Ligne horizontale      Science & égoïsme.

   Tranchant avec une histoire clairement versée dans le fantastique, on retrouve étonnement une très grande présence de la science dans le roman de Bram Stoker. En effet, deux des protagonistes sont docteur et mettent leur science au service de la lutte contre Dracula mais on apprend également que lui-même, avant d’être damné, était un homme de sciences – un alchimiste, pour être exact, mais c’est ce qu’il y avait de plus approchant à son époque. Ainsi, la science est bien omniprésente et tous les évènements auxquels on assiste passent d’abord par ce filtre. Des évènements surnaturels et bien peu probables sont donc acceptés par des hommes de science, ce qui incite ainsi le lecteur le plus sceptique à y croire à son tour puisqu’ils sont démontrés comme étant possibles par la science et non seulement expliqués par la magie sans fondement réel. Cela apporte donc une touche plus réaliste à cette œuvre de fiction et laisse supposer la possibilité d’une telle engeance.

     Cependant, l’égoïsme dont il fait preuve distingue inévitablement le comte Dracula de ses poursuivants. En effet, si celui-ci a accumulé de nombreux savoirs durant sa longue existence, il n’en fait usage que dans le but d’améliorer sa propre condition tandis que les protagonistes font preuve d’un altruisme à toute épreuve et mettent leurs connaissances au service de l’humanité, tous sans exception sont prêts à se sacrifier pour le bien commun. Dracula est donc le seul qui ramène toujours tout à lui quand les autres se battent pour le bien de ceux qui les entourent et on peut, bien sûr, y voir la distinction fondamentale entre le « non-mort » – c’est ainsi que sont nommés les vampires à de nombreuses reprises – et les vivants ; le partage et l’altruisme apparaissent ainsi comme des qualités fondamentales et constitutives de l’humanité.

Ligne horizontale     Folie & sauvegarde.

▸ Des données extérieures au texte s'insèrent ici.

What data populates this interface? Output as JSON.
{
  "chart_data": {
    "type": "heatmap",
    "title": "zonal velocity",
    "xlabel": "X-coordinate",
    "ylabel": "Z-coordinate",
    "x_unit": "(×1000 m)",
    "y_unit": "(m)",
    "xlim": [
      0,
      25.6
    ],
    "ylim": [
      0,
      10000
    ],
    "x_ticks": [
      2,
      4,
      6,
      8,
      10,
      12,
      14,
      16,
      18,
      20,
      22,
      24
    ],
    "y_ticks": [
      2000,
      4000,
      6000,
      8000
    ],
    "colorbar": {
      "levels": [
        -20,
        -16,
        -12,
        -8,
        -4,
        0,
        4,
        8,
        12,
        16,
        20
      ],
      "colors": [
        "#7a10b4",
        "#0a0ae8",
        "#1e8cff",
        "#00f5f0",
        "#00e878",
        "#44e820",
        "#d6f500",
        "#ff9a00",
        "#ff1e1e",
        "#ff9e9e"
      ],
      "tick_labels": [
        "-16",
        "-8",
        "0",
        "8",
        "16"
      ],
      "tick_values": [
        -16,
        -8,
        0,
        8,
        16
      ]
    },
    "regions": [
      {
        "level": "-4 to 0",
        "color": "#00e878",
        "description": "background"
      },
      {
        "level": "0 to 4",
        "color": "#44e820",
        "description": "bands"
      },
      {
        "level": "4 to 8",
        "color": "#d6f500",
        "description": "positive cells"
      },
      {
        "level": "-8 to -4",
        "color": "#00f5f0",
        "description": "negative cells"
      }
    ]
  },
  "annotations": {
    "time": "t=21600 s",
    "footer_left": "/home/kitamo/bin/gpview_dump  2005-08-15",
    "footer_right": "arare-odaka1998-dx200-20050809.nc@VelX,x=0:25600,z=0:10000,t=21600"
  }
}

     Le docteur Seward étant le directeur d’un hôpital psychiatrique situé juste à côté de la demeure qu’achète le comte Dracula en Angleterre, la folie devient vite un thème très récurrent du roman. En effet, l’un des patients de l’hôpital, nommé Renfield, développe une véritable adoration pour Dracula et son comportement à cet égard est analysé à de nombreuses reprises dans le journal du Dr Seward. Les questions qui se posent alors à propos du patient, se posent également, indirectement, à propos de Dracula lui-même. En effet, dans sa folie, Renfield attire des insectes pour les manger mais, plus encore, il se sert des insectes qu’il attire pour en appâter de plus gros qu’il mangera à leur tour avec une idée somme toute assez simple : en mangeant l’animal ayant dévoré les insectes précédents, il mange la somme accumulée de toutes les vies absorbées par l’animal. Or, Renfield cherche à absorber le plus de vies possibles afin de prolonger sa longévité. Admettez que le parallèle avec Dracula devient dès lors très simple à faire. Avec Renfield qui semble bloqué dans un cercle vicieux avec cette tentative sans cesse réitérée d’ingérer le plus grand nombre de vies, on s’interroge sur les motivations du comte et son éventuel éternel recommencement.

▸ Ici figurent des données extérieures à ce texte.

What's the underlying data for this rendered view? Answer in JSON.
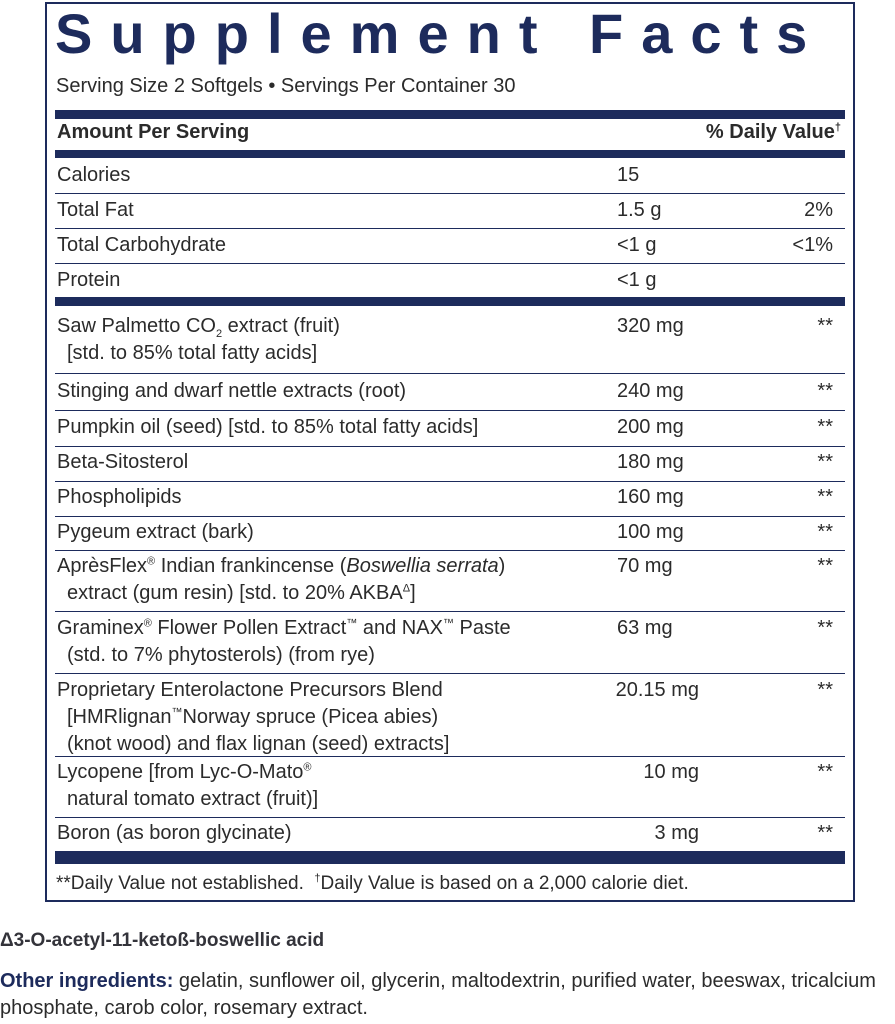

      Enfin, face à cette boucle infinie, nos héros sont plutôt placés sous le signe de la sauvegarde. Au-delà de leurs propres vies, toute une partie des débats tournent autour de la façon dont ils conservent tous leurs écrits et les organisent afin qu’ils soient simples à lire et à transmettre : ils font ainsi un véritable devoir de mémoire pour continuer à lutter contre le fléau que représentent les non-vivants même après leur propre disparition éventuelle. On s’aperçoit alors que notre petite troupe de protagoniste est tournée vers l’avenir, vers les générations futures, vers l’humanité toute entière, dans la même lignée que leur grand altruisme, tandis que le comte, toujours renfermé sur lui-même, ne se soucie que de sa propre sauvegarde, quelle que soit la destruction qu’il doive semer autour de lui pour parvenir à ses fins.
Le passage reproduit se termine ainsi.